Spot Instance Plugin Spawns Arbitrary Number of Instances

    • Icon: Bug Bug
    • Resolution: Unresolved
    • Icon: Critical Critical
    • ec2-plugin
    • None

      Feb 07, 2019 4:55:53 PM FINE com.amazonaws.http.AmazonHttpClient$RequestExecutor executeOneRequest
      Sending Request: POST https://ec2.us-east-1.amazonaws.com/ / Parameters: ({"Action":["DescribeInstances"],"Version":["2016-11-15"],"InstanceId.1":["i-0cda2343e023df94c"]}Headers: (User-Agent: aws-sdk-java/1.11.457 Linux/4.4.0-47-generic Java_HotSpot(TM)_64-Bit_Server_VM/25.111-b14 java/1.8.0_111 groovy/2.4.12, amz-sdk-invocation-id: 1eb7a6a4-e994-6b97-17bf-e412668194d8, )

      The EC2 Spot instance functionality keeps spawning the spot instances while ignoring the existing ones that are running.

      I see stacktraces like this in Jenkins when this happens.

      INFO: Unexpected number of reservations reported by EC2 for instance id 'i-0cda2343e023df94c', expected 1 result, found []. Instance seems to be dead.
      Feb 07, 2019 4:56:38 PM hudson.plugins.ec2.EC2Cloud provision
      WARNING: SlaveTemplate{ami='ami-005b3a8001dab02a9', labels=''}. Exception during provisioning
      com.amazonaws.AmazonClientException: Unexpected number of reservations reported by EC2 for instance id 'i-0cda2343e023df94c', expected 1 result, found []. Instance seems to be dead.
      at hudson.plugins.ec2.CloudHelper.getInstance(CloudHelper.java:54)
      at hudson.plugins.ec2.CloudHelper.getInstanceWithRetry(CloudHelper.java:25)
      at hudson.plugins.ec2.EC2AbstractSlave.fetchLiveInstanceData(EC2AbstractSlave.java:499)
      at hudson.plugins.ec2.EC2AbstractSlave.<init>(EC2AbstractSlave.java:159)
      at hudson.plugins.ec2.EC2SpotSlave.<init>(EC2SpotSlave.java:44)
      at hudson.plugins.ec2.EC2SpotSlave.<init>(EC2SpotSlave.java:37)
      at hudson.plugins.ec2.SlaveTemplate.newSpotSlave(SlaveTemplate.java:979)
      at hudson.plugins.ec2.SlaveTemplate.provisionSpot(SlaveTemplate.java:919)
      at hudson.plugins.ec2.SlaveTemplate.provision(SlaveTemplate.java:464)
      at hudson.plugins.ec2.EC2Cloud.getNewOrExistingAvailableSlave(EC2Cloud.java:578)
      at hudson.plugins.ec2.EC2Cloud.provision(EC2Cloud.java:594)
      at hudson.slaves.NodeProvisioner$StandardStrategyImpl.apply(NodeProvisioner.java:715)
      at hudson.slaves.NodeProvisioner.update(NodeProvisioner.java:320)
      at hudson.slaves.NodeProvisioner.access$000(NodeProvisioner.java:62)
      at hudson.slaves.NodeProvisioner$1.run(NodeProvisioner.java:177)
      at jenkins.util.ContextResettingExecutorService$1.run(ContextResettingExecutorService.java:28)
      at jenkins.security.ImpersonatingExecutorService$1.run(ImpersonatingExecutorService.java:59)
      at java.util.concurrent.Executors$RunnableAdapter.call(Executors.java:511)
      at java.util.concurrent.FutureTask.run(FutureTask.java:266)
      at java.util.concurrent.ThreadPoolExecutor.runWorker(ThreadPoolExecutor.java:1142)
      at java.util.concurrent.ThreadPoolExecutor$Worker.run(ThreadPoolExecutor.java:617)
      at java.lang.Thread.run(Thread.java:745)

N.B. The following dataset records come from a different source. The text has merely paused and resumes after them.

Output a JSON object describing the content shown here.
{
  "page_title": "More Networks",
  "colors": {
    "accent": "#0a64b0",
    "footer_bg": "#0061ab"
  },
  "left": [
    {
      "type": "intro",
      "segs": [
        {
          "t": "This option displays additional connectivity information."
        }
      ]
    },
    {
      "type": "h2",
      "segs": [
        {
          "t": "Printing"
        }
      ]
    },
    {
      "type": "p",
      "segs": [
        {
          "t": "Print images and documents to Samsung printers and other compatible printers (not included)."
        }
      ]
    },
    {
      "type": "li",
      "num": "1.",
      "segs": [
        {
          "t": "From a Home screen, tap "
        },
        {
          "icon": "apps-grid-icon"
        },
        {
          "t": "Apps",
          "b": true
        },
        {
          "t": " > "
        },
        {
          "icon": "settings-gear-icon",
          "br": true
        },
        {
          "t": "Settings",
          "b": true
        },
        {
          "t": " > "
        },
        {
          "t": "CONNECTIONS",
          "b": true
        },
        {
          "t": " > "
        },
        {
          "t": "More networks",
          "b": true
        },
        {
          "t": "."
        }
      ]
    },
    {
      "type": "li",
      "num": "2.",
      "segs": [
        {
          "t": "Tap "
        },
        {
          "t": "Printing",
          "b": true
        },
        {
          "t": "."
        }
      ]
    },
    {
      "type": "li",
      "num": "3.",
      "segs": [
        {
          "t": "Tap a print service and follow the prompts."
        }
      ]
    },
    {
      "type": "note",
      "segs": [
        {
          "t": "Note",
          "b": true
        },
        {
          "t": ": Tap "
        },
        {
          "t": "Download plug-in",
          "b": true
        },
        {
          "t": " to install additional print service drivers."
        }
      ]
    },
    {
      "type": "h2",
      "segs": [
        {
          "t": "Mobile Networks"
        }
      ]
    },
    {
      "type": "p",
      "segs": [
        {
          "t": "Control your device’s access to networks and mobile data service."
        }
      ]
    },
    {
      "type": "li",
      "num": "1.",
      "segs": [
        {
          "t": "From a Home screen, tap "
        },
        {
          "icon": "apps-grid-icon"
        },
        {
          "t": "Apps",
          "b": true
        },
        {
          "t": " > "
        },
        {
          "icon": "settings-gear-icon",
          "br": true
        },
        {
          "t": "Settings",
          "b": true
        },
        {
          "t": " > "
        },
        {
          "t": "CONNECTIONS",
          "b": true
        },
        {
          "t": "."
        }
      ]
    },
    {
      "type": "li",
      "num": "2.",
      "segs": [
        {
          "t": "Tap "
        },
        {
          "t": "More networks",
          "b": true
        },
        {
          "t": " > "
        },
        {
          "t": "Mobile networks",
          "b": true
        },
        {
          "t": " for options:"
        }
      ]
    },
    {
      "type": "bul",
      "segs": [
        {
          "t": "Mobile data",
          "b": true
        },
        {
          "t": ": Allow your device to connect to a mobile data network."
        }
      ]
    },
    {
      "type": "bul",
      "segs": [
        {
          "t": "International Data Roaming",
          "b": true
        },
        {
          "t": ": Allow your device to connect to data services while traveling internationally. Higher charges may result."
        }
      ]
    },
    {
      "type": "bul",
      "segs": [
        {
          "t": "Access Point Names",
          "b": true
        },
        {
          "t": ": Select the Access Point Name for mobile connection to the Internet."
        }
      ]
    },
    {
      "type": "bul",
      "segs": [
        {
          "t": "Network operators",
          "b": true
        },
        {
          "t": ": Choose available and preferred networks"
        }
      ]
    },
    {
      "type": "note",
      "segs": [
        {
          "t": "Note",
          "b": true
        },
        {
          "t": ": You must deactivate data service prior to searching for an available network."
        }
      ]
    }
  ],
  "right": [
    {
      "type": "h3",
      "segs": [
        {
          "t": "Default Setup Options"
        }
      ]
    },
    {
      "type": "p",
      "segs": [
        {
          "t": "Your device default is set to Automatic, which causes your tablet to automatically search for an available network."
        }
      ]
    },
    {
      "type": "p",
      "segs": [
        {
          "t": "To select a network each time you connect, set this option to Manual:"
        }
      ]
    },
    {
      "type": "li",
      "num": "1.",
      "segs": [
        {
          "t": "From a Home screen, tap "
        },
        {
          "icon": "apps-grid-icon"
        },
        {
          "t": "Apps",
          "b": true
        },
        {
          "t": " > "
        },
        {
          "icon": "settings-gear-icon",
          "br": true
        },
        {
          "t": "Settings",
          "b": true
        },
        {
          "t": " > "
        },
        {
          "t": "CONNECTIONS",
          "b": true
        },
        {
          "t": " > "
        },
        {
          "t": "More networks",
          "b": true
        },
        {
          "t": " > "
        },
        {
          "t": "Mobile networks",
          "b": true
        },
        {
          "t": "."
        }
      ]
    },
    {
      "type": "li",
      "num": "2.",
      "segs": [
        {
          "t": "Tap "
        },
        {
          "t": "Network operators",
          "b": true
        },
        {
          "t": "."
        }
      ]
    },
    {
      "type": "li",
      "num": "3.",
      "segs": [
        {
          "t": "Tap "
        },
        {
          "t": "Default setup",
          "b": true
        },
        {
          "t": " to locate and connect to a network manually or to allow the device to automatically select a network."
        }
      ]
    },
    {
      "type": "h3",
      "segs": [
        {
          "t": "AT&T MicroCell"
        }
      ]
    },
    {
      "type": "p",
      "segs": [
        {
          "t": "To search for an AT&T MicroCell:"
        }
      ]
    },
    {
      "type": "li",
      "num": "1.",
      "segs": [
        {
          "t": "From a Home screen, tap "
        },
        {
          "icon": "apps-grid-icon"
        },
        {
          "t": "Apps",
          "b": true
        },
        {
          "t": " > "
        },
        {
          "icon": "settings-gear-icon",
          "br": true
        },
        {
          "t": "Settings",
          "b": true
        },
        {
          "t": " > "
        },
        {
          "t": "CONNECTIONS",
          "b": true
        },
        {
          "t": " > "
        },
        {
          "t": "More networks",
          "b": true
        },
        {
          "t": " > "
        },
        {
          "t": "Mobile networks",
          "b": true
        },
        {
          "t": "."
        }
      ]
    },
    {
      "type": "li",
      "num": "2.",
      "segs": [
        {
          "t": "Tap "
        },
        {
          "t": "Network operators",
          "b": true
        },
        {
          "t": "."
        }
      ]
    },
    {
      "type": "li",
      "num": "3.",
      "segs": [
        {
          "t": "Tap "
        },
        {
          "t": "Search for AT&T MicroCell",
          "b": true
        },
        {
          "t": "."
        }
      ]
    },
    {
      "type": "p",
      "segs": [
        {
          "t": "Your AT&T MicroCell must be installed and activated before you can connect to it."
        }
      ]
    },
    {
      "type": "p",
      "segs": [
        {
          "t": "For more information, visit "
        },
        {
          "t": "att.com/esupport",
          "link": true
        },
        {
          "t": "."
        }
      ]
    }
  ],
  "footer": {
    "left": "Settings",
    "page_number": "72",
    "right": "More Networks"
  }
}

      I believe this is a result of of using a method on a partially constructed object.

      1) a EC2SpotSlave is constructed with a non-null spot instance request id (https://github.com/jenkinsci/ec2-plugin/blob/master/src/main/java/hudson/plugins/ec2/SlaveTemplate.java#L1060)

      2) This constructor is called which calls the super constructor of EC2AbstractSlave. The instance variable spotInstanceRequestId is assigned after the super constructor is called (https://github.com/jenkinsci/ec2-plugin/blob/master/src/main/java/hudson/plugins/ec2/EC2SpotSlave.java#L51)

      3) The EC2AbstractSlave constructor calls fetchLiveInstanceData (https://github.com/jenkinsci/ec2-plugin/blob/master/src/main/java/hudson/plugins/ec2/EC2AbstractSlave.java#L164)

      4) fetchLiveInstanceData ends up calling getInstanceId() (https://github.com/jenkinsci/ec2-plugin/blob/master/src/main/java/hudson/plugins/ec2/EC2AbstractSlave.java#L503)

      5) This is overriden in EC2SpotSlave which calls getSpotRequest() (https://github.com/jenkinsci/ec2-plugin/blob/master/src/main/java/hudson/plugins/ec2/EC2SpotSlave.java#L165)

      6) This calls describeSpotInstanceRequests using spotInstanceRequestId which is null (https://github.com/jenkinsci/ec2-plugin/blob/master/src/main/java/hudson/plugins/ec2/EC2SpotSlave.java#L129)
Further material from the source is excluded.